Captains of any vessels need to be aware of the potential risk of being compromised when relying on GPS to control ship navigation.
This is serious stuff that needs a prompt response which should include notifying captains of the inherent risk of turning on GPS driven autopilot navigation.
Clearly these problems are multidimensional. Men on deck failed to identify the incoming threat timely and react appropriately to protect from the approaching vessels.
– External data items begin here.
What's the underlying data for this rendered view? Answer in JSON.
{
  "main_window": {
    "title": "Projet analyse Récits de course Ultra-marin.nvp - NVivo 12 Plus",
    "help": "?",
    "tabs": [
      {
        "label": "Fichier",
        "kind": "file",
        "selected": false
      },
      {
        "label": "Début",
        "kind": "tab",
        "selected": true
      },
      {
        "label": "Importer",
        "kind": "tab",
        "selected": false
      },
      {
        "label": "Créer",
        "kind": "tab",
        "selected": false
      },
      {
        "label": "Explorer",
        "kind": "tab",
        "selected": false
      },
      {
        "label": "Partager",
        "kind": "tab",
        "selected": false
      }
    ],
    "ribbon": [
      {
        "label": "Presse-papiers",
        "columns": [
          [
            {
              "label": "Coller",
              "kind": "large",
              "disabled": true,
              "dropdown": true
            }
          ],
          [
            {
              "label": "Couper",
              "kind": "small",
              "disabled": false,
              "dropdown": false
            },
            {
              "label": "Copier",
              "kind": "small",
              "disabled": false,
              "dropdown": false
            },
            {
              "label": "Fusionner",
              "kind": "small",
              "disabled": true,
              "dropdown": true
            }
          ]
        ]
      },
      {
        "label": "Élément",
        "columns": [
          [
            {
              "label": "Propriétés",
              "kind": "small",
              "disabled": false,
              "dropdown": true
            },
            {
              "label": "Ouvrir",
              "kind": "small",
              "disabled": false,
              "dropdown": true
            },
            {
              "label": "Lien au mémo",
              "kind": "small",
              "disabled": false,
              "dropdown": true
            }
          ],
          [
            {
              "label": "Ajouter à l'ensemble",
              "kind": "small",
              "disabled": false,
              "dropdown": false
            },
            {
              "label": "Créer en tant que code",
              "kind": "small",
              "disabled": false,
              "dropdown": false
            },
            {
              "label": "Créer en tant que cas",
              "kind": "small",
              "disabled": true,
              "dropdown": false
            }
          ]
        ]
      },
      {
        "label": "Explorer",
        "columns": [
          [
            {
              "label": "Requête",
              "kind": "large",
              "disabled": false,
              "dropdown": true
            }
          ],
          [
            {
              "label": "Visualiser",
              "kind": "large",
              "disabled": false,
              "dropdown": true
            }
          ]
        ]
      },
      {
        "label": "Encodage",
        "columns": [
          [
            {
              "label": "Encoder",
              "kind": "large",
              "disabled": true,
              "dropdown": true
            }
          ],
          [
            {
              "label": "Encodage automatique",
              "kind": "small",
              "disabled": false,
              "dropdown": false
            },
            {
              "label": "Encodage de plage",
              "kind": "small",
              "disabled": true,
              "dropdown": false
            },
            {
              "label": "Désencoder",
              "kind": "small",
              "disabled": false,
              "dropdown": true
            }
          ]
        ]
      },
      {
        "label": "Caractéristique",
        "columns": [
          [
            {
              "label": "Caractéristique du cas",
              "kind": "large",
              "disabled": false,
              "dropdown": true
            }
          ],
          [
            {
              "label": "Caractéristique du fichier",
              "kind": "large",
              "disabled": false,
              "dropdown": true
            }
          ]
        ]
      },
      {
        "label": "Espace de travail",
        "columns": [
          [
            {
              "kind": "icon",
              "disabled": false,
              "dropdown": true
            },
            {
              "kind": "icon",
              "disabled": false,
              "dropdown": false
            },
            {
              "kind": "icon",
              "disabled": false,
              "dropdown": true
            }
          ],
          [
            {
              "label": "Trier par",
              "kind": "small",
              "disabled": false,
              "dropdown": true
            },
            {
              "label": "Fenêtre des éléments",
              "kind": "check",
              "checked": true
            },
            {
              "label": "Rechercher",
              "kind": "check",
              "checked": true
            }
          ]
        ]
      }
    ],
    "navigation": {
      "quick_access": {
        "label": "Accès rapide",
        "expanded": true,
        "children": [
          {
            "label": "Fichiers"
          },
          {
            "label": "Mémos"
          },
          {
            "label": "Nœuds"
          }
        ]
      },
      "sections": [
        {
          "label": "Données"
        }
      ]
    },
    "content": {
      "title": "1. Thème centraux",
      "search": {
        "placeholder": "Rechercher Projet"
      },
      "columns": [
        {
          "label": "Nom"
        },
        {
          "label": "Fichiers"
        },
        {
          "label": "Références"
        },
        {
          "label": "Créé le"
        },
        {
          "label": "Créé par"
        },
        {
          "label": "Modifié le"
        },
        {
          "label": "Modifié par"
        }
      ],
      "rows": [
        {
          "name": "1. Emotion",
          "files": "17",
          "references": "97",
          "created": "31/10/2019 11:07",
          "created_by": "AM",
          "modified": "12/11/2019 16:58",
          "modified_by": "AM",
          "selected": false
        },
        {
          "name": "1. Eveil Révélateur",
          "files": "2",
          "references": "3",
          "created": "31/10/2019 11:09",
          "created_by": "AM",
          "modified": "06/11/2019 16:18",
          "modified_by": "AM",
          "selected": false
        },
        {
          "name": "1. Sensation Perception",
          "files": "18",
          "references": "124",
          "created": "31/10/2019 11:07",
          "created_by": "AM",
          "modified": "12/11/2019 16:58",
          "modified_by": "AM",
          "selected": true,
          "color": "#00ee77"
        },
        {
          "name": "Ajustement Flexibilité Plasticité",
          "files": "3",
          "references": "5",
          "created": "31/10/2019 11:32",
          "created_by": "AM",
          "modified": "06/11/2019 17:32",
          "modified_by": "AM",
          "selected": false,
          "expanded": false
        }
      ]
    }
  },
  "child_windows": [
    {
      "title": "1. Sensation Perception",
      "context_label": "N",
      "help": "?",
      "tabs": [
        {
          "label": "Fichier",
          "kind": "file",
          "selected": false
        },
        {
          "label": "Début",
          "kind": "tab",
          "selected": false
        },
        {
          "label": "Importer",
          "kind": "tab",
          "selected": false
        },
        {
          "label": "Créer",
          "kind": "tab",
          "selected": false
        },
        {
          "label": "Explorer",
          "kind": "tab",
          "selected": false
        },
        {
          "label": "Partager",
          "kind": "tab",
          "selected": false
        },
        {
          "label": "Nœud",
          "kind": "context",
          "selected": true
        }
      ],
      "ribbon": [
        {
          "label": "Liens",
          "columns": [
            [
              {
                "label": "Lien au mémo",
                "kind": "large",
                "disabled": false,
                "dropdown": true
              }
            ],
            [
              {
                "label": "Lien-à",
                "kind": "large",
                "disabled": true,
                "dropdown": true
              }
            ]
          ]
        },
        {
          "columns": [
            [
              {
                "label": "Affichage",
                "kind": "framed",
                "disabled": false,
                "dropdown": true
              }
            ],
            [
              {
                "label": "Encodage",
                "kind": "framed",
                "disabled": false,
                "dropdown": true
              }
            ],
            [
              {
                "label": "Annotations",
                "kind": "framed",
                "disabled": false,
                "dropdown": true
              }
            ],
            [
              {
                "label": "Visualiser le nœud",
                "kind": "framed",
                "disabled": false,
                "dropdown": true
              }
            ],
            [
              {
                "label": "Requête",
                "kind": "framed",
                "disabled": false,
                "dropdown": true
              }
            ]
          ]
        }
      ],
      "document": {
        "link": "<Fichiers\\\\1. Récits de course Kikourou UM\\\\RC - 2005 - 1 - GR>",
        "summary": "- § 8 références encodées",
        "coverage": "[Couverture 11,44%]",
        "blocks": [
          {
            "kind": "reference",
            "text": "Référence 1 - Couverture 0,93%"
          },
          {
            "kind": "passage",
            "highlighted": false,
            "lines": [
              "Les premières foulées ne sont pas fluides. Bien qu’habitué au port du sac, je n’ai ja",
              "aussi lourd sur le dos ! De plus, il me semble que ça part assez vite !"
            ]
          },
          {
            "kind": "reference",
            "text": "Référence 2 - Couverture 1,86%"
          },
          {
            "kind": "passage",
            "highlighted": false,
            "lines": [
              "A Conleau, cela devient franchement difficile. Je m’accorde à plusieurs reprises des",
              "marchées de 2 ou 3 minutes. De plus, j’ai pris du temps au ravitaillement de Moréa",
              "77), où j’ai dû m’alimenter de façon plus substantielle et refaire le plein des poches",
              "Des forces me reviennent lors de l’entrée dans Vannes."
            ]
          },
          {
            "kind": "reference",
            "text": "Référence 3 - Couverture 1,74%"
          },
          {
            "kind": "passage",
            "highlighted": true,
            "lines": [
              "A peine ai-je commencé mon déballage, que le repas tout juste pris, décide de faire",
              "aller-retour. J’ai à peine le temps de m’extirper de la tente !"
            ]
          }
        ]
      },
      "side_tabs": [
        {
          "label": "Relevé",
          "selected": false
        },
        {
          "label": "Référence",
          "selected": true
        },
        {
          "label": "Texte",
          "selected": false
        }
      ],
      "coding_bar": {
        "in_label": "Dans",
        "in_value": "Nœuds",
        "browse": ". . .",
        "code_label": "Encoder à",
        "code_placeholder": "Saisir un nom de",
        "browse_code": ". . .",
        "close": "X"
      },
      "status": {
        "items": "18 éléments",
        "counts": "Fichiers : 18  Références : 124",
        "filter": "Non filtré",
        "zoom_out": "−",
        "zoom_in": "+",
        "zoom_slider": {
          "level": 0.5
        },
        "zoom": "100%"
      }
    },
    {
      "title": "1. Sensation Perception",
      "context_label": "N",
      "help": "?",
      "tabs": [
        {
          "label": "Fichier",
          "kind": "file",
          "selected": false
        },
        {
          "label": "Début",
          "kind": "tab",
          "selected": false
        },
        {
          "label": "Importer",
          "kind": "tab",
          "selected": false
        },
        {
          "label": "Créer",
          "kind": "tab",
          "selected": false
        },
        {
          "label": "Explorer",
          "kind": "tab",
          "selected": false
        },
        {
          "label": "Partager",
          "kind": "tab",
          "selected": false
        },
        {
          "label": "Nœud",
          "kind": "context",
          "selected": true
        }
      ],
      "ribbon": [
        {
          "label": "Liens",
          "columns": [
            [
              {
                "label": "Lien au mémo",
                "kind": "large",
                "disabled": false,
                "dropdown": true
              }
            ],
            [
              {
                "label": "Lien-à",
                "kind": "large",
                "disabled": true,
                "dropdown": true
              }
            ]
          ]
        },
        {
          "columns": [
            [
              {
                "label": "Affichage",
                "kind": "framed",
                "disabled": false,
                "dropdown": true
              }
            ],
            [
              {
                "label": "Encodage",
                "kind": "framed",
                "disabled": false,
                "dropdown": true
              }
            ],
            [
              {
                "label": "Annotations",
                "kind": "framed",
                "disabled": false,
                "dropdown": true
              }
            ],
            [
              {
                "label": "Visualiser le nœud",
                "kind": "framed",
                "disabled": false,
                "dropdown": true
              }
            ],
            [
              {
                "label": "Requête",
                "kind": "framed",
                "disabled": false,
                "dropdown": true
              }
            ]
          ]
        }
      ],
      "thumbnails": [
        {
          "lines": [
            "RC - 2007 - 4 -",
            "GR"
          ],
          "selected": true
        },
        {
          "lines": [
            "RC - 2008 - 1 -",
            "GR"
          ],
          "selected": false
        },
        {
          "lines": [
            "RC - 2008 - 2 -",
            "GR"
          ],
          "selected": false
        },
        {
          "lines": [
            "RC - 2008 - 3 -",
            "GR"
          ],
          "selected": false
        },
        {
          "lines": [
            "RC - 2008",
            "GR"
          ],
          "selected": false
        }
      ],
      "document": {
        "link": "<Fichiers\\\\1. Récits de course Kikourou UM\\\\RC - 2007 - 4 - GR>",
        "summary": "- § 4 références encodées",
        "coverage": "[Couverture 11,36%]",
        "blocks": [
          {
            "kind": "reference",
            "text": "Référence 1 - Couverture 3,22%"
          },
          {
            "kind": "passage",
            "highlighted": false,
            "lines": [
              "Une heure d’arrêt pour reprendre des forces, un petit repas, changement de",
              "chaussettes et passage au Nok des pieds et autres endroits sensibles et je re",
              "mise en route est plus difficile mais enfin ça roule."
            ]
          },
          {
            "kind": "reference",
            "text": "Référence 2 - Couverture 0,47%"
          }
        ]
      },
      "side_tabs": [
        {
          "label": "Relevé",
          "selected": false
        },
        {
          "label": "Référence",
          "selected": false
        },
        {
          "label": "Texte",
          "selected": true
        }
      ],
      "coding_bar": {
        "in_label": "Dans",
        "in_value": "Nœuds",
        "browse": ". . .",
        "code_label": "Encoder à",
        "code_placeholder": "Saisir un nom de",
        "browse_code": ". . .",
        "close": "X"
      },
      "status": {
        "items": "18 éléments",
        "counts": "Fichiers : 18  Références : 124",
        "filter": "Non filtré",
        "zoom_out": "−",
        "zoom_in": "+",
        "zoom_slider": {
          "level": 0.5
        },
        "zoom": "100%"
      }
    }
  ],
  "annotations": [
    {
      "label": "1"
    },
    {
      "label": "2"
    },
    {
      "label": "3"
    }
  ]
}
A more public disclosure on what really took place might help protect other ships by making crew more aware of the threats that exist today.
The military appears to be taking measures this week to navigate war planes without the benefit of GPS.
The problem with GPS is that it can be impersonated using a replay attack from a nearby transmitter (which could be a laptop with a strong antenna). The lack of encryption of the signal to protect transmission and to validate the signal as authentic is a serious problem that needs to be addressed for the commercial and military sectors, lest we see continued collisions that may be caused by Cyber attackers launching GPS attacks.